Дома пусто было, только печка теплилась, пахло свежим хлебом, кашей и перегаром. В тишине послышался ему вдруг тихий дальний звук навроде стона, он осмотрелся, даже в подпечек заглянул — там спал кот Брун, отличавшийся мерзким нравом и особой нелюбовью к Дёме. Впрочем, его никогда кошки не любили — шипели, убегали, близко не подходили.
Дёма взял миску, наложил каши, сел есть, наслаждаясь одиночеством, так-то одному побыть разве что в лесу можно было, да грибы еще не пошли, а охотиться он не умел. Брун вылез из подпечка, потянулся, глянул недобро, коротко мявкнул и поднял голову, принюхиваясь. Дёма проследил за его взглядом, и каша в горле встала комом — на беленом боку печи краснел на высоте роста густой кровавый отпечаток с ладонь размером, с прилипшими двумя длинными волосками, один был каштановый, один седой.
— Мама! Мама!
Дёма заметался по избе — на полатях только одеяла сбитые, под лавками, в сенях — никого. На крыльцо выскочил, толкнул дверь в подклет — та на локоть открылась и уперлась в мягкое, тяжелое, дальше было не сдвинуть.
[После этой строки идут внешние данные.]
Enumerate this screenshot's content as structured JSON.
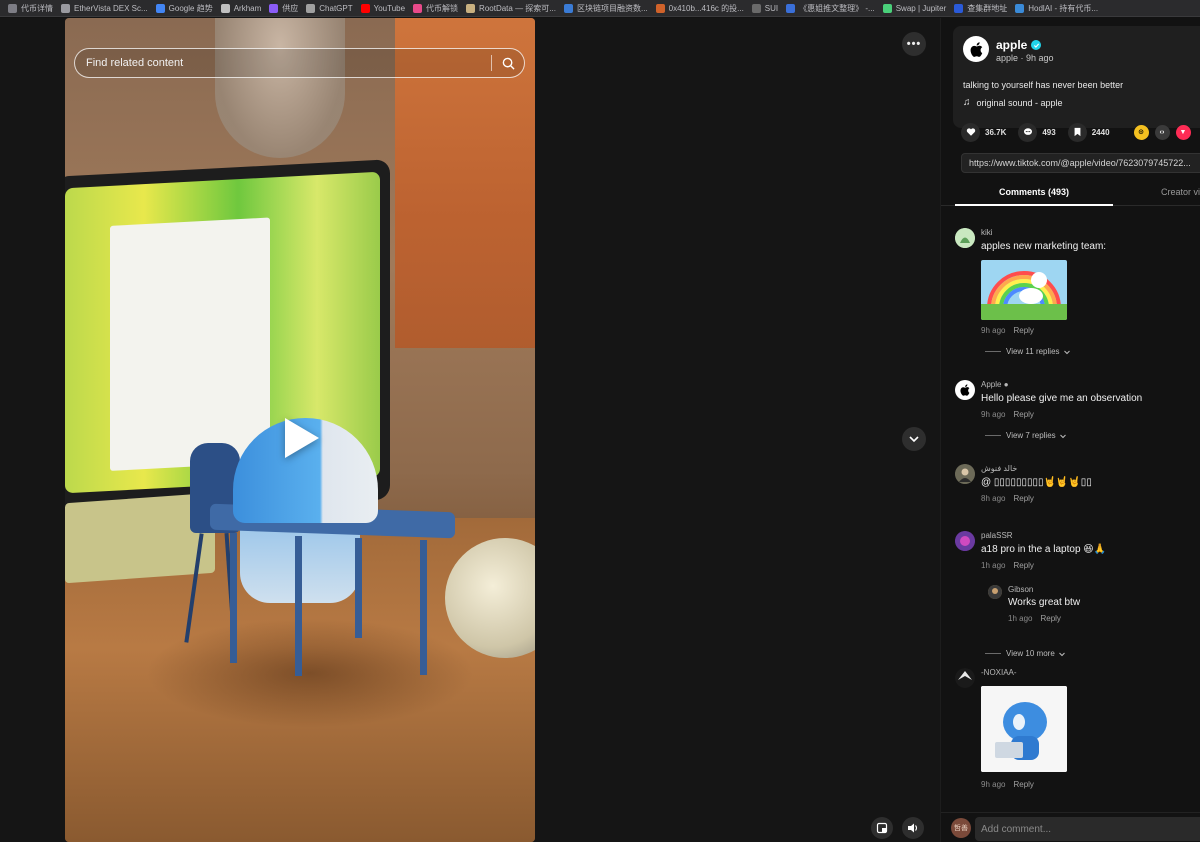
{
  "bookmarks": [
    {
      "label": "代币详情",
      "color": "#7d7d85"
    },
    {
      "label": "EtherVista DEX Sc...",
      "color": "#9a9aa0"
    },
    {
      "label": "Google 趋势",
      "color": "#4285f4"
    },
    {
      "label": "Arkham",
      "color": "#c0c0c0"
    },
    {
      "label": "供应",
      "color": "#8b5cf6"
    },
    {
      "label": "ChatGPT",
      "color": "#a0a0a0"
    },
    {
      "label": "YouTube",
      "color": "#ff0000"
    },
    {
      "label": "代币解锁",
      "color": "#e84a8a"
    },
    {
      "label": "RootData — 探索可...",
      "color": "#c8b080"
    },
    {
      "label": "区块链项目融资数...",
      "color": "#3a7bd5"
    },
    {
      "label": "0x410b...416c 的投...",
      "color": "#d0622a"
    },
    {
      "label": "SUI",
      "color": "#6a6a6a"
    },
    {
      "label": "《惠姐推文整理》 -...",
      "color": "#3a6fd8"
    },
    {
      "label": "Swap | Jupiter",
      "color": "#4ad07a"
    },
    {
      "label": "查集群地址",
      "color": "#2a5ad8"
    },
    {
      "label": "HodlAI - 持有代币...",
      "color": "#3a8ad8"
    }
  ],
  "search": {
    "placeholder": "Find related content"
  },
  "video": {
    "more_label": "•••"
  },
  "author": {
    "name": "apple",
    "handle_time": "apple · 9h ago",
    "caption": "talking to yourself has never been better",
    "sound": "original sound - apple"
  },
  "stats": {
    "likes": "36.7K",
    "comments": "493",
    "saves": "2440"
  },
  "share_colors": {
    "coin": "#f4c020",
    "embed": "#3a3a3a",
    "send": "#fe2c55"
  },
  "url": "https://www.tiktok.com/@apple/video/7623079745722...",
  "tabs": {
    "comments": "Comments (493)",
    "creator": "Creator vi"
  },
  "comments": [
    {
      "user": "kiki",
      "text": "apples new marketing team:",
      "time": "9h ago",
      "reply": "Reply",
      "view": "View 11 replies"
    },
    {
      "user": "Apple ",
      "text": "Hello please give me an observation",
      "time": "9h ago",
      "reply": "Reply",
      "view": "View 7 replies"
    },
    {
      "user": "خالد فنوش",
      "text": "@ ▯▯▯▯▯▯▯▯▯🤘🤘🤘▯▯",
      "time": "8h ago",
      "reply": "Reply"
    },
    {
      "user": "palaSSR",
      "text": "a18 pro in the a laptop 😆🙏",
      "time": "1h ago",
      "reply": "Reply",
      "view": "View 10 more",
      "sub": {
        "user": "Gibson",
        "text": "Works great btw",
        "time": "1h ago",
        "reply": "Reply"
      }
    },
    {
      "user": "-NOXIAA-",
      "time": "9h ago",
      "reply": "Reply"
    }
  ],
  "composer": {
    "placeholder": "Add comment...",
    "avatar_text": "哲善"
  }
}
Дёма протиснулся в щель, ноги подогнулись, он упал на колени рядом с матерью. Она лежала на спине, белое лицо ее казалось совсем юным, вымытым страданием. Дёма попытался поднять ей голову — пальцы провалились в мягкое, липкое, осколки кости ходили под волосами. Мать застонала.
— Оставь, Дёмушка, — сказала она тихо. — Не двигай меня, всё уж. Посиди со мной, сына…
— Где он? — спросил Дёма сквозь зубы. — Я его…
— Не надо, — прошептала мать с трудом. — Такой уж он есть. Такая природа его, сам знаешь, как со своей природой совладать непросто. Он не со зла…
— А что же тогда — зло? Что, если не это?
Он принес ковшик из ведра в сенях, руки тряслись, вода плескалась. Напоил маму, взял за руку и сидел так, пока солнце не переползло приоткрытый проем во двор. Тень от кадушки сдвинулась, накрыла мамино лицо. Она заерзала, застонала сквозь стиснутые зубы.
— Больно становится, больно. Как кочерги горячие ко всему телу прислонили… Дёмушка, помоги мне… Забери и муку эту, и любовь мою к тебе несказанную… Выпей…
Дёма, шатаясь, поднялся, затворил подклет, лег рядом с мамой на холодный земляной пол. Обнял ее, как в детстве, руки к рукам, голова к голове, и как тогда, как всегда, почувствовал биение ее жизни — теплое, влажное, устремленное к нему. Он потянул с усилием — забрать в себя оставшееся тепло, себя не помня, растворяясь в нем, как в горячем соленом море. Минута — или вечность — и рядом лежало высохшее мертвое тело, будто вырезанное из дерева, черты ссохлись до неузнаваемости, только волосы остались теми же, темно-золотистыми, шелковыми, нетронутыми смертью. Дёма был как пьяный — мокрый до нитки, тело казалось раздутым, пульсировало жаром, в голове было темно. Темнота накатила, подмяла его и он уснул рядом с тем, что осталось от матери. Во сне виделось ему, как по ночной реке плывет мертвячка, раздутая, серая. У нее огромный живот, он шевелится, плоть рвется с хлопком и оттуда вырывается фонтан крови, бьет в небо, луна становится багровой, вся вода в реке превращается в кровь, густеет и в ней начинают шевелиться черви…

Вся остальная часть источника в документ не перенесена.